Menurut penetapan sementara, adegan
itu menampilkan "...dan tangan polisi militer itu melayang ke pipi Sukarno
beberapa kali. Saking kerasnya Sukarno sampai terjatuh ke lantai" dan
adegan "popor senapan sang polisi sudah menghajar wajah Soekarno".
Kuasa hukum Rachmawati Turman
Panggabean mengklaim skrip film layar lebar ini dibuat oleh kliennya.
"Skrip pertama dan kedua oke,
lalu di skrip ketiga tiba-tiba ada cerita Soekarno bertemu dengan polisi
militer Jepang dan ditempeleng sampai jatuh. Rachma tidak setuju dan akhirnya
mengundurkan diri," paparnya kepada Bisnis, Kamis
(12/12/2013).
Padahal, menurut Turman, Rachmawati
lah yang awalnya memunyai ide membuat film ini. Setelah kliennya mundur,
produksi film tetap dilanjutkan termasuk adanya adegan yang
dipermasalahkan.
"Film harus ditarik.
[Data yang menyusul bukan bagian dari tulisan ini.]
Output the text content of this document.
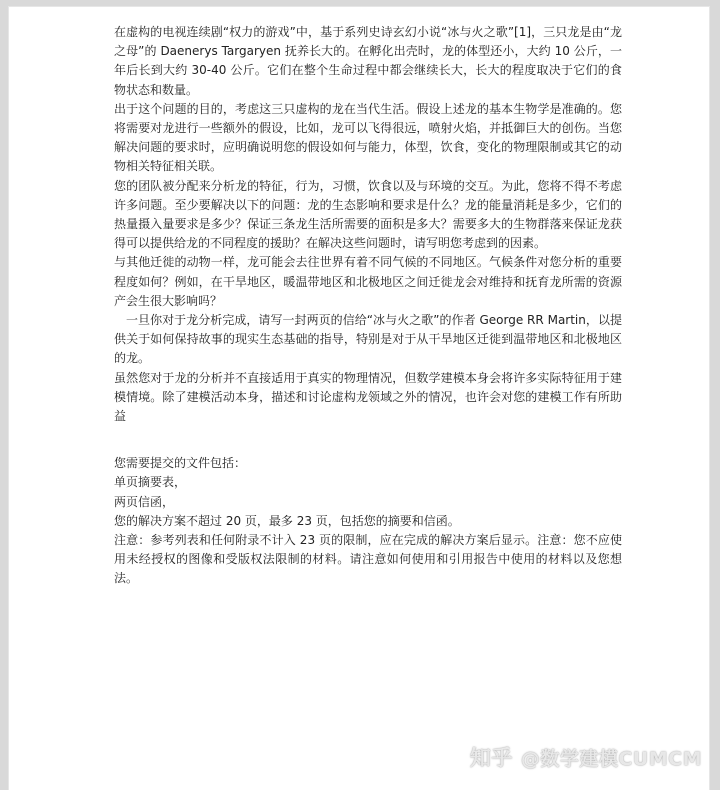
在虚构的电视连续剧“权力的游戏”中，基于系列史诗玄幻小说“冰与火之歌”[1]，三只龙是由“龙之母”的 Daenerys Targaryen 抚养长大的。在孵化出壳时，龙的体型还小，大约 10 公斤，一年后长到大约 30-40 公斤。它们在整个生命过程中都会继续长大，长大的程度取决于它们的食物状态和数量。

出于这个问题的目的，考虑这三只虚构的龙在当代生活。假设上述龙的基本生物学是准确的。您将需要对龙进行一些额外的假设，比如，龙可以飞得很远，喷射火焰，并抵御巨大的创伤。当您解决问题的要求时，应明确说明您的假设如何与能力，体型，饮食，变化的物理限制或其它的动物相关特征相关联。

您的团队被分配来分析龙的特征，行为，习惯，饮食以及与环境的交互。为此，您将不得不考虑许多问题。至少要解决以下的问题：龙的生态影响和要求是什么？龙的能量消耗是多少，它们的热量摄入量要求是多少？保证三条龙生活所需要的面积是多大？需要多大的生物群落来保证龙获得可以提供给龙的不同程度的援助？在解决这些问题时，请写明您考虑到的因素。

与其他迁徙的动物一样，龙可能会去往世界有着不同气候的不同地区。气候条件对您分析的重要程度如何？例如，在干旱地区，暖温带地区和北极地区之间迁徙龙会对维持和抚育龙所需的资源产会生很大影响吗？

一旦你对于龙分析完成，请写一封两页的信给“冰与火之歌”的作者 George RR Martin，以提供关于如何保持故事的现实生态基础的指导，特别是对于从干旱地区迁徙到温带地区和北极地区的龙。

虽然您对于龙的分析并不直接适用于真实的物理情况，但数学建模本身会将许多实际特征用于建模情境。除了建模活动本身，描述和讨论虚构龙领域之外的情况，也许会对您的建模工作有所助益

您需要提交的文件包括：

单页摘要表，

两页信函，

您的解决方案不超过 20 页，最多 23 页，包括您的摘要和信函。

注意：参考列表和任何附录不计入 23 页的限制，应在完成的解决方案后显示。注意：您不应使用未经授权的图像和受版权法限制的材料。请注意如何使用和引用报告中使用的材料以及您想法。

知乎 @数学建模CUMCM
Kalau mau
dikeluarkan lagi, harus direvisi dulu skripnya," tegasnya.
Permohonan penetapan sementara ini
didasarkan pada Peraturan Mahkamah Agung (Perma) Nomor 5 Tahun 2012. Beleid ini
khusus mengatur hak kekayaan intelektual, yakni hak cipta, desain industri,
merek, dan paten.
Dalam ketentuan itu juga disebutkan
bagi mereka yang tidak menaati penetapan ini dapat dipidana dengan Pasal 216
KUHP. Pidana penjara yang dinyatakan dalam pasal itu adalah paling lama 4 bulan
2 minggu, sedangkan pidana denda paling banyak sebesar Rp9 ribu.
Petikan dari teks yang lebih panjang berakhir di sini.